C'est Turc! INDUSTRIE

 

Industrie : ces Turcs qui habillent l’Europe
2 août 2006

CHRISTOPHE LAMFALUSSY
La Libre Belgique, le 02/08/2006

L’industrie textile turque a pénétré le marché européen. Un exemple : Söktas, qui produit des tissus pour les grandes marques, de Hugo Boss à Zara.

À SOKE

En 1971, Muzaffer Kayhan ouvrait une petite société de textile, à Soke, non loin d’Izmir, en Turquie. Söktas se lançait modestement dans la fabrication de serviettes pour le marché italien.

Trente-cinq ans plus tard, le fils, Muharrem Kayhan, trône sur un petit empire de 1 400 employés. Le holding familial contrôle 73 pc des actions ; le reste est placé à la Bourse d’Istanbul. Le patron possède une magnifique collection d’antiquités et de monnaies issues du riche terroir de la côte égéenne.

Mais surtout, Söktas habille une bonne partie des Européens, qui l’ignorent. Armani, Zara, Versace, Marks and Spencer, Gap, Hugo Boss, Façonnable, Dockers... sont des clients de cette société turque qui fabrique, à la demande, des tissus pour la confection européenne et américaine. Comme de nombreuses entreprises turques du textile, Söktas fait sérieusement concurrence à l’Italie, et résiste tant bien que mal au rouleau compresseur asiatique.

« Dans les années 90, Marks and Spencer s’était tourné vers l’Extrême-Orient. Nous avons récupéré le fast-track », explique Muharrem Kayhan, nonchalamment assis dans un spacieux bureau rempli d’antiquités.

Par « fast-track », Söktas entend la fabrication de petites quantités de tissu, à la demande et livré rapidement, en quatre à cinq semaines.

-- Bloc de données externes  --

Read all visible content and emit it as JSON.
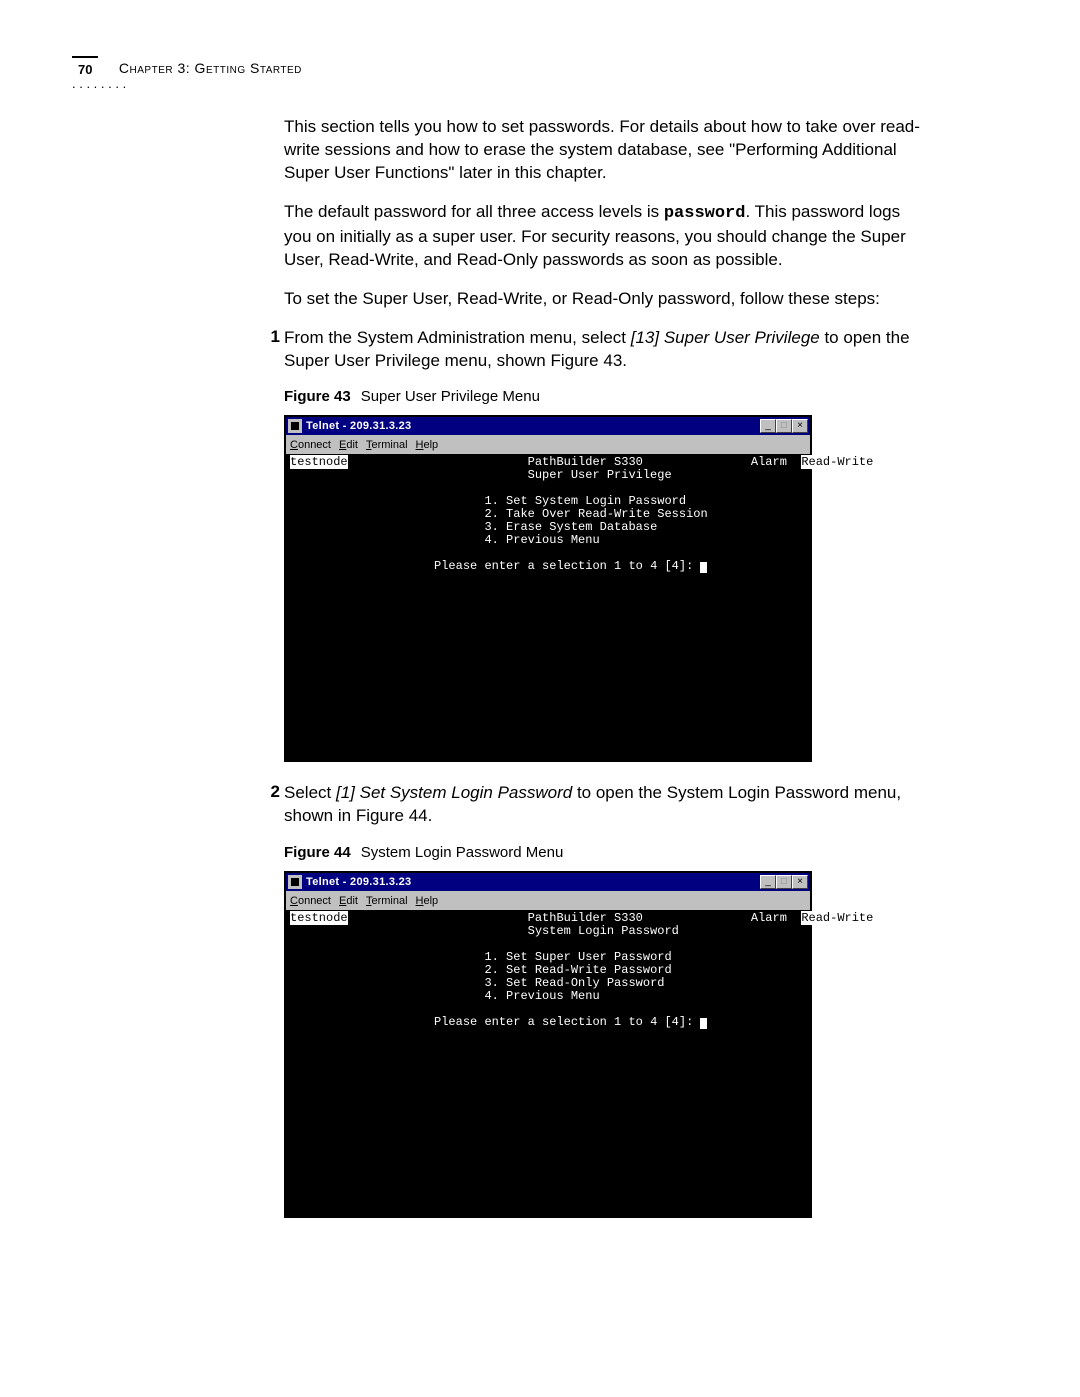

« Nous sommes en compétition dans l’Europe de l’Ouest, avec l’Europe de l’Ouest », reconnaît l’industriel turc.

La concurrence est rude. Si les salaires turcs sont ridiculement bas par rapport à leurs homologues ouest-européens, ils sont bien supérieurs aux rémunérations des ouvriers chinois. Un ouvrier de l’industrie textile turque gagne environ 350 euros par mois.

Depuis la levée des quotas d’importation sur le textile chinois en janvier 2005, partiellement rétablis en juin de la même année par l’Union européenne pour dix produits jusqu’à 2008, l’industrie textile turque (10 pc des emplois dans le pays) subit de plein fouet la concurrence chinoise.

La Chine, avec ses contrats géants, ses cadences infernales et ses ouvriers mal payés, est devenue le premier exportateur de textiles vers l’Union européenne, devant la Turquie.

Alors comme beaucoup d’industriels européens, Söktas vise la qualité, le design et la créativité. Plusieurs stylistes travaillent sur ordinateur au siège de Soke pour concevoir les tissus qui feront fureur.

« Aujourd’hui », dit l’industriel, « tout est très technique. Le problème est d’être le premier et d’avoir un produit en avance sur les concurrents de cinq ou six saisons ».

Les couleurs à la mode se décident sur le plan international « par une sorte de franc-maçonnerie de 20 à 30 designers », ajoute l’industriel. « Actuellement, nous envoyons à nos clients nos propositions pour la collection d’hiver 2007-08. Il y aura le show de Paris de la mi-septembre. Les designers vont se concerter. Nous recevrons les commandes de nos clients vers mars-avril 2007. »

En se développant, la Turquie augmente graduellement les salaires et perd donc en compétitivité par rapport à la Chine. Mais la récente dévaluation de la livre turque, la proximité de la Turquie avec le marché européen et la jeunesse de sa force de travail donnent encore des atouts à la Turquie.

Plusieurs grands noms de la confection en Europe fabriquent désormais en Turquie. C’est le cas de la société allemande Hugo Boss qui emploie 3 000 personnes dans le Free Trade Zone d’Izmir.